With the arrival of summer, many collaborative pianists are find themselves with a lighter performance load. This is the perfect time to begin preparing repertoire for next season while continuing to develop our skills. I'm finding that it is also a perfect time to venture into solo repertoire that I generally neglect in the height of performance season. Here are some suggestions of repertoire to consider working on this summer to specifically address concerns common to the collaborative pianist.
- Bach's Well Tempered Clavier is good for every pianist to return to on a regular basis. Not only do the preludes and fugues promote good technique, but the emphasis on melodic figures that appear in all voices -- especially in the fugues -- are great for the collaborative pianist. These works bring our skills (or lack of skill) in the areas of balance and phrasing to the forefront while challenging the pianist to maintain a legato line without being overly dependent on the use of the pedal.

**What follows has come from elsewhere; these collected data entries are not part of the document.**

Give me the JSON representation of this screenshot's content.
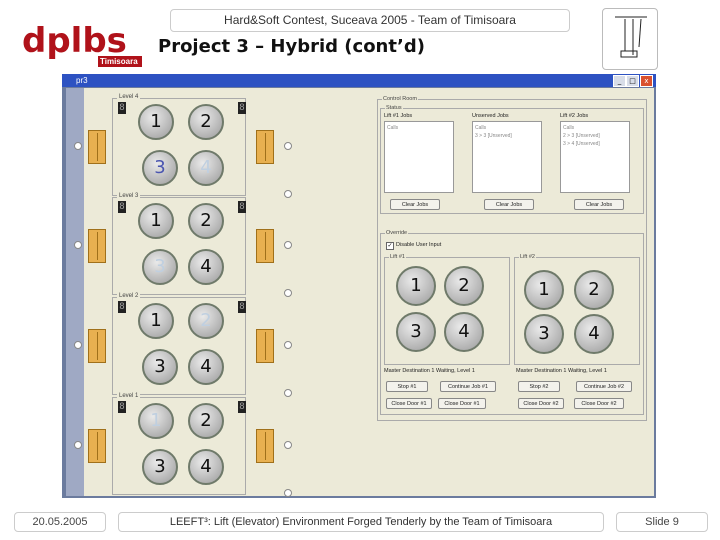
{
  "header": {
    "banner": "Hard&Soft Contest, Suceava 2005  -  Team of Timisoara",
    "title": "Project 3 – Hybrid (cont’d)",
    "logo_text": "Timisoara"
  },
  "window": {
    "title": "pr3",
    "buttons": [
      "_",
      "□",
      "x"
    ]
  },
  "floors": [
    {
      "label": "Level 4",
      "display": "8",
      "buttons": [
        "1",
        "2",
        "3",
        "4"
      ],
      "states": [
        "normal",
        "normal",
        "lit",
        "pale"
      ]
    },
    {
      "label": "Level 3",
      "display": "8",
      "buttons": [
        "1",
        "2",
        "3",
        "4"
      ],
      "states": [
        "normal",
        "normal",
        "pale",
        "normal"
      ]
    },
    {
      "label": "Level 2",
      "display": "8",
      "buttons": [
        "1",
        "2",
        "3",
        "4"
      ],
      "states": [
        "normal",
        "pale",
        "normal",
        "normal"
      ]
    },
    {
      "label": "Level 1",
      "display": "8",
      "buttons": [
        "1",
        "2",
        "3",
        "4"
      ],
      "states": [
        "pale",
        "normal",
        "normal",
        "normal"
      ]
    }
  ],
  "control": {
    "title": "Control Room",
    "status_label": "Status",
    "jobs": [
      {
        "header": "Lift #1 Jobs",
        "items": [
          "Calls"
        ]
      },
      {
        "header": "Unserved Jobs",
        "items": [
          "Calls",
          "3 > 3 [Unserved]"
        ]
      },
      {
        "header": "Lift #2 Jobs",
        "items": [
          "Calls",
          "2 > 3 [Unserved]",
          "3 > 4 [Unserved]"
        ]
      }
    ],
    "clear_buttons": [
      "Clear Jobs",
      "Clear Jobs",
      "Clear Jobs"
    ],
    "override_label": "Override",
    "disable_user_input": "Disable User Input",
    "lift1_label": "Lift #1",
    "lift2_label": "Lift #2",
    "lift1_buttons": [
      "1",
      "2",
      "3",
      "4"
    ],
    "lift2_buttons": [
      "1",
      "2",
      "3",
      "4"
    ],
    "lift1_status": "Master Destination 1   Waiting, Level 1",
    "lift2_status": "Master Destination 1   Waiting, Level 1",
    "lift1_actions": [
      "Stop #1",
      "Continue Job #1",
      "Close Door #1",
      "Close Door #1"
    ],
    "lift2_actions": [
      "Stop #2",
      "Continue Job #2",
      "Close Door #2",
      "Close Door #2"
    ]
  },
  "footer": {
    "date": "20.05.2005",
    "text": "LEEFT³: Lift (Elevator) Environment Forged Tenderly by the Team of Timisoara",
    "slide": "Slide  9"
  }
}
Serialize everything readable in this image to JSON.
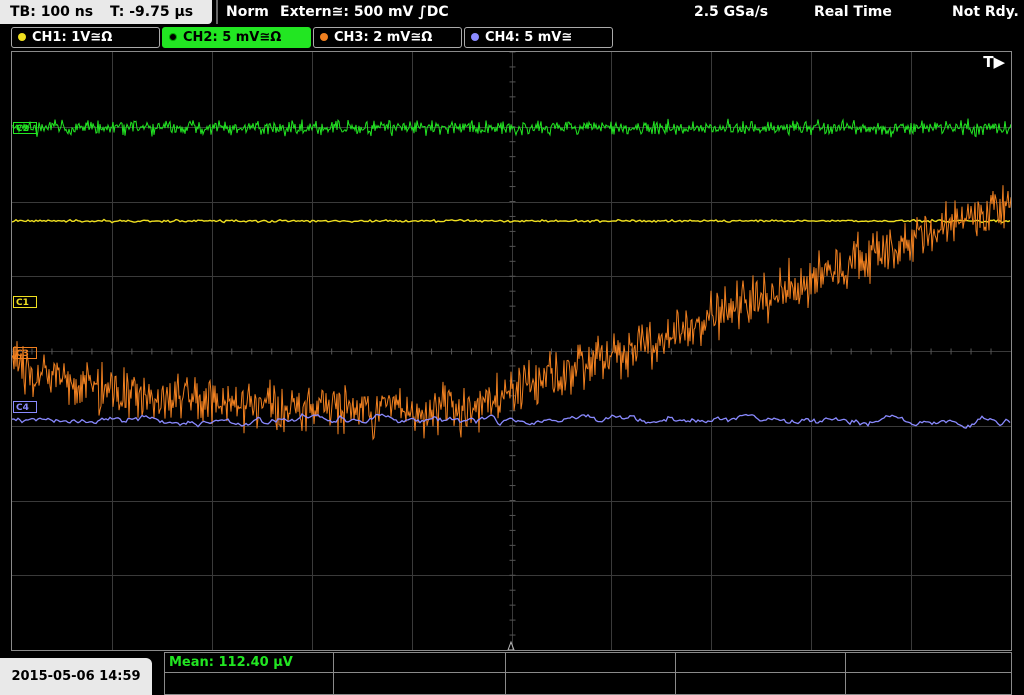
{
  "topbar": {
    "timebase": "TB: 100 ns",
    "trigger_pos": "T: -9.75 µs",
    "mode": "Norm",
    "trigger_source": "Extern≅: 500 mV ∫DC",
    "sample_rate": "2.5 GSa/s",
    "acq_mode": "Real Time",
    "status": "Not Rdy."
  },
  "channels": [
    {
      "label": "CH1: 1V≅Ω",
      "color": "#f0e020",
      "active": false
    },
    {
      "label": "CH2: 5 mV≅Ω",
      "color": "#22e622",
      "active": true
    },
    {
      "label": "CH3: 2 mV≅Ω",
      "color": "#f08020",
      "active": false
    },
    {
      "label": "CH4: 5 mV≅",
      "color": "#8a8aff",
      "active": false
    }
  ],
  "plot": {
    "trigger_marker": "T▶",
    "offset_markers": [
      {
        "label": "C1",
        "color": "#f0e020"
      },
      {
        "label": "C2",
        "color": "#22e622"
      },
      {
        "label": "C3",
        "color": "#f08020"
      },
      {
        "label": "C4",
        "color": "#8a8aff"
      }
    ]
  },
  "bottom": {
    "datetime": "2015-05-06 14:59",
    "measurement": "Mean: 112.40 µV"
  }
}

- Currently, I am fascinated with The Songs without Words by Mendelssohn. These charming miniature pieces clearly resemble German lieder with the simple melodic lines accompanied by repetitive figures in the piano. Once again, the Songs without Words require careful attention to balance while also providing an interesting study of harmonic progression and the effect the chords' movements have on the overall shape of the music. I'm working through the 6 pieces in Op. 19 right now in preparation for a scheduled solo recital in the fall.
- To improve my sight reading, I find myself constantly returning to the sonatas of the Classical era. Their adherence to form allows the pianist to anticipate where things are going; the constant use of arpeggios, scales, and sequences develop finger dexterity as well as speed. When you tire of works by Haydn, Mozart, and Beethoven, I suggest looking to the sonatas and sonatinas of Cramer, Clementi, and Kuhlua.
- Song transcriptions are an obvious choice of solo repertoire that will be beneficial to the collaborative pianist. If you are like me, you immediately think of the massive (and incredibly difficult) transcriptions by Liszt and say "No, thanks!" Before you write off the form entirely, a brief search on IMSLP will reveal a treasure trove of standard art songs transcribed by lesser-known composers. Many of these are simply charming and provide challenging material for the developing pianist -- soloist or collaborator. (I'm just beginning my personal exploration of these works, so keep an eye out for a future post about the gems I find in this genre.)